Environmentalists, worried about radioactive contamination of the region's water supplies, are battling the companies and last month asked the 33-year-old actress to join their cause. Spacek agreed because she says she's worried about her daughter's future, even though she said she wasn't the world's foremost expert on the subject.
"The only thing I knew about uranium was from an article I read in the Texas Monthly a couple of years ago about a doctor who was trying to get rid of his 7-year-old son by sticking a little piece of uranium under his pillow and making him wear a little piece of uranium around his neck," she said.
But since then, she said, she's studied up on the matter, particularly on the links between radioactivity and cancer.
"It blows my mind how many people have cancer," she said, shaking her head.
"Last year my mother died of cancer, my brother died of leukemia at 19 and my other brother has had cancer," Spacek said. "I'm not an expert but I do know there's a great deal of scientific research linking radiation to cancer."
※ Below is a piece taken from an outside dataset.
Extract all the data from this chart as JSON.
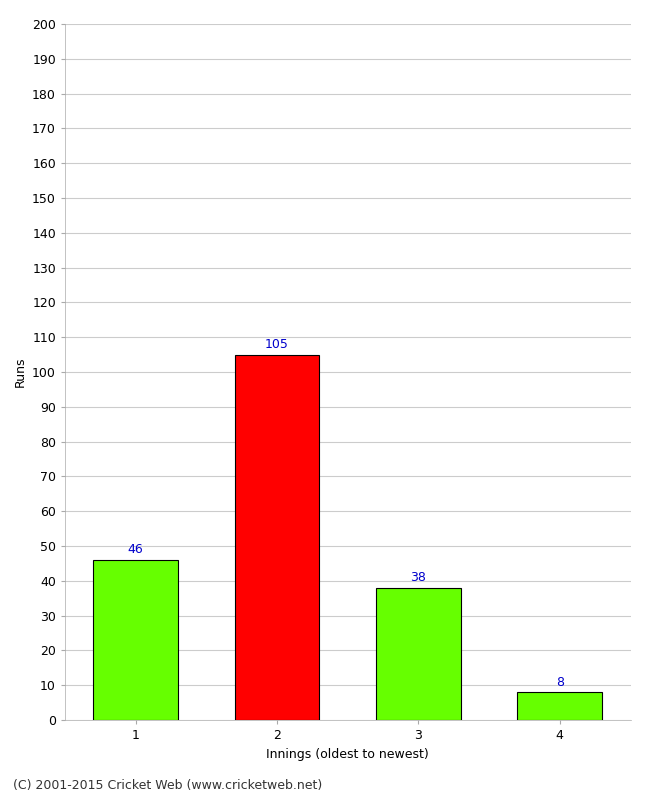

Spacek's competency as a scientific witness was challenged by a Union Carbide official, who showed up at her morning news conference and later called her comments an "alarmist, emotional type of testimony."
"It's a ploy," said Dudley Blancke, a Union Carbide spokesman. "Everybody has a right to their opinion, but a lot of her statements were misleading . . . the general public has never been shown to be harmed by uranium mining and milling."
But Spacek, who once starred in the horror classic "Carrie" about a teen-ager with supernatural powers, joked that she's even prepared to use Carrie's telekinetic talents to impress recalcitrant legislators.
"You want to see me level that gymnasium over there?" she asked, narrowing her green eyes.